Hari ini, 7 Oktober 2014, kota Yogyakarta merayakan ulang tahun ke-258. Â Sudah uzur, ya? Mungkin itu reaksi pertama Anda saat melihat angka 258. "Belum, ah." jawab saya. Coba bandingkan dengan kota Jakarta yang sudah memasuki usia 487, atau Surabaya yang ke-721. Bahkan dengan tetangga dekatnya, kota Yogyakarta isih enom loh. Semarang sudah berumur 467 tahun dan Solo tuaan sitik, 269.

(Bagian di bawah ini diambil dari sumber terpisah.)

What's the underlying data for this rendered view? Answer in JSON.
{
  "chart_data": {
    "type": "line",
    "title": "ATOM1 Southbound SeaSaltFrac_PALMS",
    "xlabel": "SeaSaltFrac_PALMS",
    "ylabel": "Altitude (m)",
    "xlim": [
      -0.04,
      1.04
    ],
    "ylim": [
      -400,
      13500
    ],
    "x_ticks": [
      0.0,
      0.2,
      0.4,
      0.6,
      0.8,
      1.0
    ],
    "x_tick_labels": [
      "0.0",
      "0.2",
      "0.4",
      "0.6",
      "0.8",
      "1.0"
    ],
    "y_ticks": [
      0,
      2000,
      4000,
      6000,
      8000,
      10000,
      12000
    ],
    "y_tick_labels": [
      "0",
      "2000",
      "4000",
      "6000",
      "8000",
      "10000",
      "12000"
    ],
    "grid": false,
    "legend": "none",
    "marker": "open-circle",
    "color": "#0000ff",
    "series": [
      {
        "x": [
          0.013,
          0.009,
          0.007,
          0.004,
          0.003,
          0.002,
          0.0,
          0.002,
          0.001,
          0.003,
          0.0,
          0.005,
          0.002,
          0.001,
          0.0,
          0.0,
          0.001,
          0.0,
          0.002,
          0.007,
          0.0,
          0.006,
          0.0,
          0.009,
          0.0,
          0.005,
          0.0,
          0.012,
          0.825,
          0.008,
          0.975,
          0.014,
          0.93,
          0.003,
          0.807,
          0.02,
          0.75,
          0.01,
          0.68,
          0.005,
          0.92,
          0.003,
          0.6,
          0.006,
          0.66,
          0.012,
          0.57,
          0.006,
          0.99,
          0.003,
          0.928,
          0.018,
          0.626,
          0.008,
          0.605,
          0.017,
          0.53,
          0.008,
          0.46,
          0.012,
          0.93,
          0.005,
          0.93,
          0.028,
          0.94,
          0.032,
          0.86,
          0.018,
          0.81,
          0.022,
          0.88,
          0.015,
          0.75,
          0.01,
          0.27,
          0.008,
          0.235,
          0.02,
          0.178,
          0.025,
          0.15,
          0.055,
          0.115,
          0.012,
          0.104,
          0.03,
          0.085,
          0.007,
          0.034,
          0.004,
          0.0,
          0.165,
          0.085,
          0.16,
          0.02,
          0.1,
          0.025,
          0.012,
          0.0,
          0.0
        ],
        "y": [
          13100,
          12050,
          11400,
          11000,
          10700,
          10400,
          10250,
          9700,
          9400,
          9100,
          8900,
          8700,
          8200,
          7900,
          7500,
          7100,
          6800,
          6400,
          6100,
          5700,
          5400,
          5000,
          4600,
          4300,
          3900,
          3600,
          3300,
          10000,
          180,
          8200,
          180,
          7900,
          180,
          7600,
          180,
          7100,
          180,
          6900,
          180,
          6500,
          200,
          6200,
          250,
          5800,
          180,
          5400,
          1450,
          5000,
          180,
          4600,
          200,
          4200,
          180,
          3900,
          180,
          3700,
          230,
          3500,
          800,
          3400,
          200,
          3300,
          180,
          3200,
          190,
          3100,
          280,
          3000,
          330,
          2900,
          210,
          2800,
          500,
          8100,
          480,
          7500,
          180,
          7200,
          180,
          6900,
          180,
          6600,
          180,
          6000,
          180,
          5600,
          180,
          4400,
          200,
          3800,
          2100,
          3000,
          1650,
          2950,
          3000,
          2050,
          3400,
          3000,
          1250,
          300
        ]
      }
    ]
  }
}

Hashtag #HUTJogja258 sudah berkibar menjadi Trending Topic di jagat Twitter. Banyak acara sedang dan akan berlangsung, berbagai tulisan sudah digoreskan. Puja-puji tidak kurang banyaknya dialamatkan kepada kota ini. Namun cinta juga memiliki sisi lain, sisi otokritik konstruktif yang layak menempati posisi terhormat.
Karena itu, izinkan pada momentum ini saya ingin berkisah tentang sudut lain kota Yogyakarta, terutama melalui visual (foto-foto); bertutur tentang sudut-sudut moreng dari wajah kota yang ngagenin ini.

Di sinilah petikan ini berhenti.